Pour atténuer et inverser cette dérive, nous devons nous appuyer sur des bases scientifiques. Cela implique de recourir à l’empirisme pour parvenir à des conclusions, peu importe qu’elles soient incompatibles avec notre vision du monde. Nous devons nous engager à ne pas sélectionner les données, même si elles sont inadéquates, pour justifier un engagement continu envers une idéologie. Nous devons encourager et promouvoir la dissidence afin de garantir que nos conclusions et nos politiques résistent à l’examen permanent de l’évolution des connaissances. Nous devons refuser de qualifier tout scepticisme de « phobique » ou de « conspirationniste », version Lysenkoïste moderne de « démolisseurs, saboteurs et contre-révolutionnaires ». En fin de compte, nous devons montrer du courage: le courage de défendre la vérité et le courage de tenir tête aux médias qui ont réussi à réquisitionner la vérité et à devenir des apparatchiks qui sélectionnent l’information pour modeler la société selon la vision du monde qu’ils souhaitent. Et nous devons avoir le courage de nous opposer aux foules des médias sociaux qui ont réussi à contraindre de nombreuses revues médicales à rétracter des articles scientifiques jugés inacceptables ou subversifs pour la ligne du parti.

Nous devons continuer à nous montrer vigilants à défendre et promouvoir l’empirisme et les données, ainsi que le dialogue permanent avec les divergences d’opinion raisonnables.
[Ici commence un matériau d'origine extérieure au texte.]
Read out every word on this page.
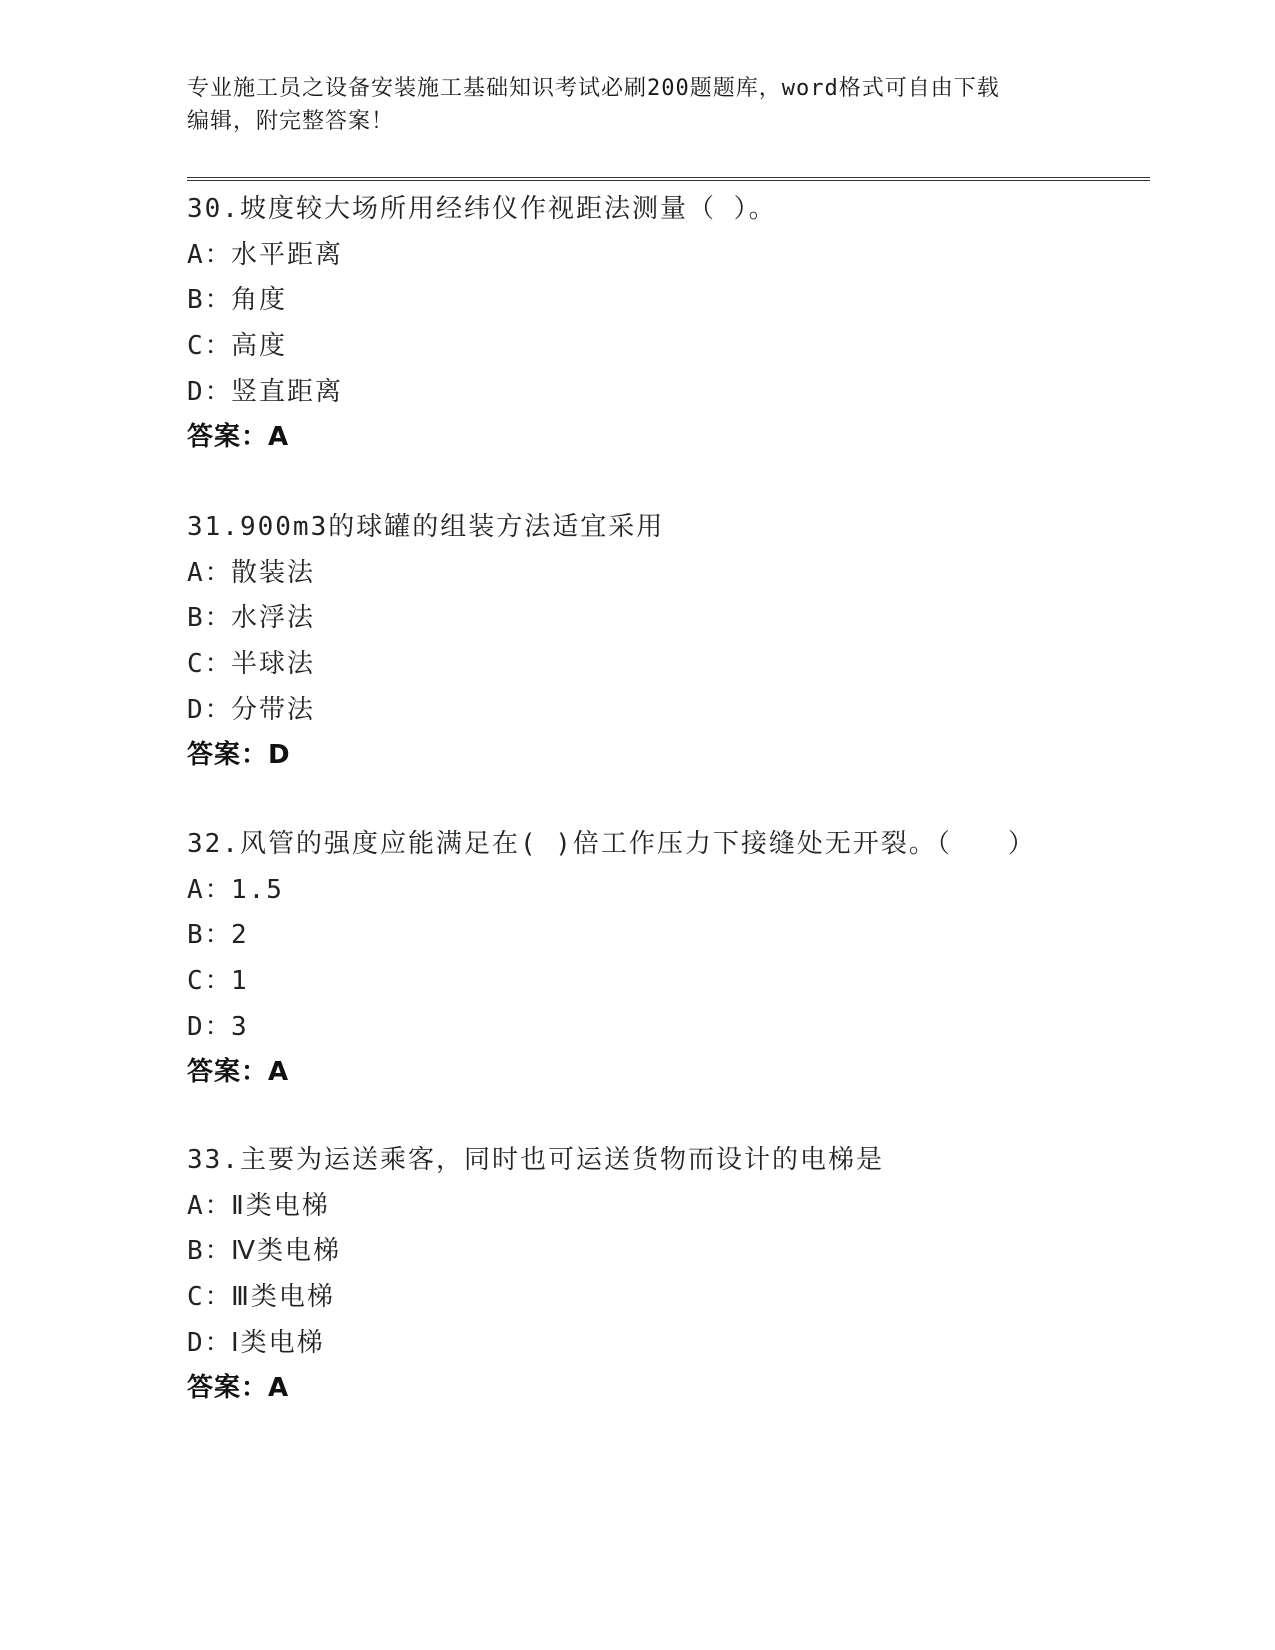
专业施工员之设备安装施工基础知识考试必刷200题题库，word格式可自由下载
编辑，附完整答案！
30.坡度较大场所用经纬仪作视距法测量（ ）。
A：水平距离
B：角度
C：高度
D：竖直距离
答案：A
31.900m3的球罐的组装方法适宜采用
A：散装法
B：水浮法
C：半球法
D：分带法
答案：D
32.风管的强度应能满足在( )倍工作压力下接缝处无开裂。（　　）
A：1.5
B：2
C：1
D：3
答案：A
33.主要为运送乘客，同时也可运送货物而设计的电梯是
A：Ⅱ类电梯
B：Ⅳ类电梯
C：Ⅲ类电梯
D：Ⅰ类电梯
答案：A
La restriction du discours scientifique n’est pas acceptable pour l’épanouissement humain. Le précédent historique est on ne peut plus clair, et il est de notre devoir d’empêcher une ère Lysenkoïste aux États-Unis.

Le Dr Gary Levy est gynécologue-obstétricien, endocrinologue de la reproduction, directeur de programme de résidence, professeur associé de gynécologie-obstétrique et médecin militaire. Il est un réfugié de l’ancienne Union Soviétique et est préoccupé par les similitudes qui apparaissent dans la science et la médecine avec les aspects totalitaires de la société soviétique. Les opinions exprimées sont celles de l’auteur et ne reflètent pas le point de vue du Service Médical de l’Armée, la politique ou la position officielle du Département de l’Armée, du Ministère de la Défense ou du Gouvernement des Etats-Unis.